Например, в моей личной научной судьбе громадную роль сыграл “Интербол” — большой международный проект по солнечно-земной физике с участием 20 стран. Меня, как молодого теоретика, к нему еще на самой ранней стадии, лет 30 назад, привлек Альберт Абубакирович Галеев. Планировалось двумя ракетами вывести на орбиту четыре спутника — пару наших и пару чешских, создать одну из первых многоспутниковых исследовательских систем.
Но запуски, как водится, все откладывались и откладывались. Закончилась советская эпоха, изменился политический режим во многих государствах — участниках проекта, однако наша интернациональная научная команда сохранилась почти полностью. Потеряли мы только кубинцев, чей прибор пришлось доделывать своими силами. Важнее и удивительнее всего то, что оба запуска в итоге состоялись, причем в самые, казалось бы, “темные” годы (1995-1996). Спасибо ответственным военным людям с космодрома “Плесецк” и “нашему” генералу — заместителю директора ИКИ Геннадию Михайловичу Тамковичу.

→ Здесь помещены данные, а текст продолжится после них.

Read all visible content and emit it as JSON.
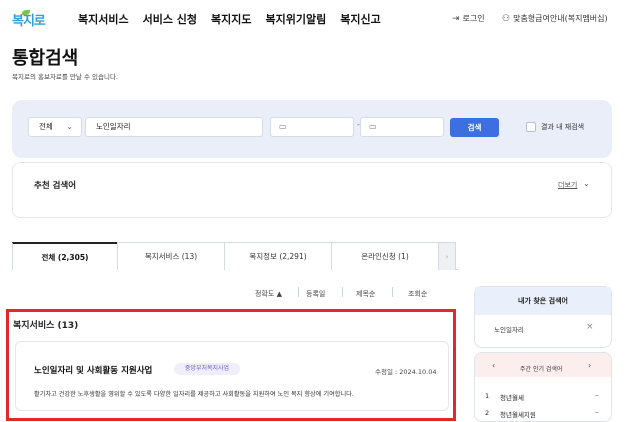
{
  "header": {
    "logo": "복지로",
    "nav": [
      "복지서비스",
      "서비스 신청",
      "복지지도",
      "복지위기알림",
      "복지신고"
    ],
    "login": "로그인",
    "custom": "맞춤형급여안내(복지멤버십)"
  },
  "page": {
    "title": "통합검색",
    "subtitle": "복지로의 홍보자료를 만날 수 있습니다."
  },
  "search": {
    "scope": "전체",
    "keyword": "노인일자리",
    "button": "검색",
    "within_label": "결과 내 재검색"
  },
  "recommended": {
    "title": "추천 검색어",
    "more": "더보기"
  },
  "tabs": [
    {
      "label": "전체 (2,305)"
    },
    {
      "label": "복지서비스 (13)"
    },
    {
      "label": "복지정보 (2,291)"
    },
    {
      "label": "온라인신청 (1)"
    }
  ],
  "sort": [
    "정확도",
    "등록일",
    "제목순",
    "조회순"
  ],
  "section": {
    "title": "복지서비스 (13)",
    "item": {
      "title": "노인일자리 및 사회활동 지원사업",
      "badge": "중앙부처복지사업",
      "modified": "수정일 : 2024.10.04",
      "desc": "활기차고 건강한 노후생활을 영위할 수 있도록 다양한 일자리를 제공하고 사회활동을 지원하여 노인 복지 향상에 기여합니다."
    }
  },
  "my_keywords": {
    "title": "내가 찾은 검색어",
    "items": [
      "노인일자리"
    ]
  },
  "popular": {
    "title": "주간 인기 검색어",
    "items": [
      {
        "rank": "1",
        "label": "청년월세",
        "change": "–"
      },
      {
        "rank": "2",
        "label": "청년월세지원",
        "change": "–"
      }
    ]
  },
  "colors": {
    "accent": "#3d6fe0",
    "highlight": "#e02a2a",
    "panel": "#e9eef8"
  }
}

Правда, общую картину серьезно омрачила потеря автоматической станции “Марс-96”. Это была замечательная международная космическая лаборатория, в которую тот же академик Галеев вложил много души и энергии. К сожалению, при запуске произошла авария разгонного блока, и станция затонула где-то в Тихом океане. Вместе с ней рухнули многие наши надежды и планы.
Следующие годы тоже оказались непростыми. Финансирование проекта “Интербол” неоднократно “подвисало”, сотрудники смежной организации, ответственные за прием данных в Центре космической связи, объявляли забастовки. И тем не менее вся шестилетняя научная программа была выполнена. Наши спутники стали ключевой частью международной флотилии и вместе с японским и американскими аппаратами позволили получить массу ценной информации о космической плазме и солнечно-земных взаимодействиях.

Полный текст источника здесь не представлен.